Why pray if you aren’t going to believe that it will come to pass? And where does doubt come from anyway?

                       Old Age.

“If you have faith and do not doubt… you can say to this mountain, “Go throw yourself into the sea,’ and it will be done. If you believe, you will receive whatever you ask for in prayer.” – Matthew 21:21-22 (NIV)

G-d, I’ve asked you to show up. I’ve asked you for hearts healed and mindsets changed and I believe You hear me. I know You see me and love me so now all I can do is praise You for what You will do and leave my expectations with You (Psalms 5:3). Teach me to speak Your word over my life and walk into the callings You have for me.

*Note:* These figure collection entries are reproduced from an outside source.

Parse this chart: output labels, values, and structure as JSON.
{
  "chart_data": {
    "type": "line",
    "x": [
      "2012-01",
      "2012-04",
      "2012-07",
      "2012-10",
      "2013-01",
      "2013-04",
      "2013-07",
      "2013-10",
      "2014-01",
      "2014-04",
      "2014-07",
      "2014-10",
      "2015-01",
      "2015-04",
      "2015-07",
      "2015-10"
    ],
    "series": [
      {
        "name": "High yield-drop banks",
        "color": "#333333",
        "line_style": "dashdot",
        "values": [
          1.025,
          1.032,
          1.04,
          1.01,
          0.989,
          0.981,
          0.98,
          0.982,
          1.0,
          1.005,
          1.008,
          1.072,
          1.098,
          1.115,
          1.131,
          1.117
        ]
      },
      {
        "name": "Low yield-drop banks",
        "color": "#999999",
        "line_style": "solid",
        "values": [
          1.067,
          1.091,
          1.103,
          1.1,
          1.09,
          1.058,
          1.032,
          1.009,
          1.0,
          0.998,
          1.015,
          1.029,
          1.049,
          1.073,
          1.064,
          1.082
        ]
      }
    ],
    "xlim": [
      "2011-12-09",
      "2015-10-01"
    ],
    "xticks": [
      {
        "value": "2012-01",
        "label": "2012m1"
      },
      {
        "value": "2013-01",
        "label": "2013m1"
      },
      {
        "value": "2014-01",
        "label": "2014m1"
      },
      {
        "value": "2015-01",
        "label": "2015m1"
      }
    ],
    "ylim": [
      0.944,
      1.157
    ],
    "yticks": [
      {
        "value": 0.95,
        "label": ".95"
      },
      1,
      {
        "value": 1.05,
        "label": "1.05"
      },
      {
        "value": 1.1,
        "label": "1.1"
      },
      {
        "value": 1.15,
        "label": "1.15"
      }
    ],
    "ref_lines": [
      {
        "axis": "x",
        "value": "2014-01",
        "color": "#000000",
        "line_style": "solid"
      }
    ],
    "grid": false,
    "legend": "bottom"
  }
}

Teach me how to love people with all of me. Guide my conversations and fill them with GRACE for I have been shown much. Lord, Create in me a mind that is productive and give me new revelations to give. I want to keep writing and keep commitments and watch You grow me and change me. I have a dream that LORD willing will come to pass but I need Your creativity. I NEED YOU.

((If you don’t show, I’m screwed.)) 

Why are my prayers important? *Because the Lord hears my prayers. Why do I pray for my housemates? *Because I get to live out the change with them. It’s a faith builder. I speak live and love into and over them and get to see a harvest of the Lords strength and ultimate plan come forth out of their lives. Some concluding thoughts: If you aren’t praying for your roommates, why the heck not? If you aren’t bringing some expectation to your days, why are you wasting your time living them? That sounds wicked boring… I’ve been there. If you aren’t approaching G-d with confidence then what happened where you stopped seeing Him as faithful? as just? as forgiving? as holy?

I never know who will actually read these or when they will read it or what season they will read it in. But I do pray every time that when and if you do come across this that it will be just what you need. Something to challenge you to expand your faith and draw you to the creators heart. But, these are only words. 

G-d, let me be useful. Let me be open to learning what you need me to and even more than that, let me share what I know with those around me.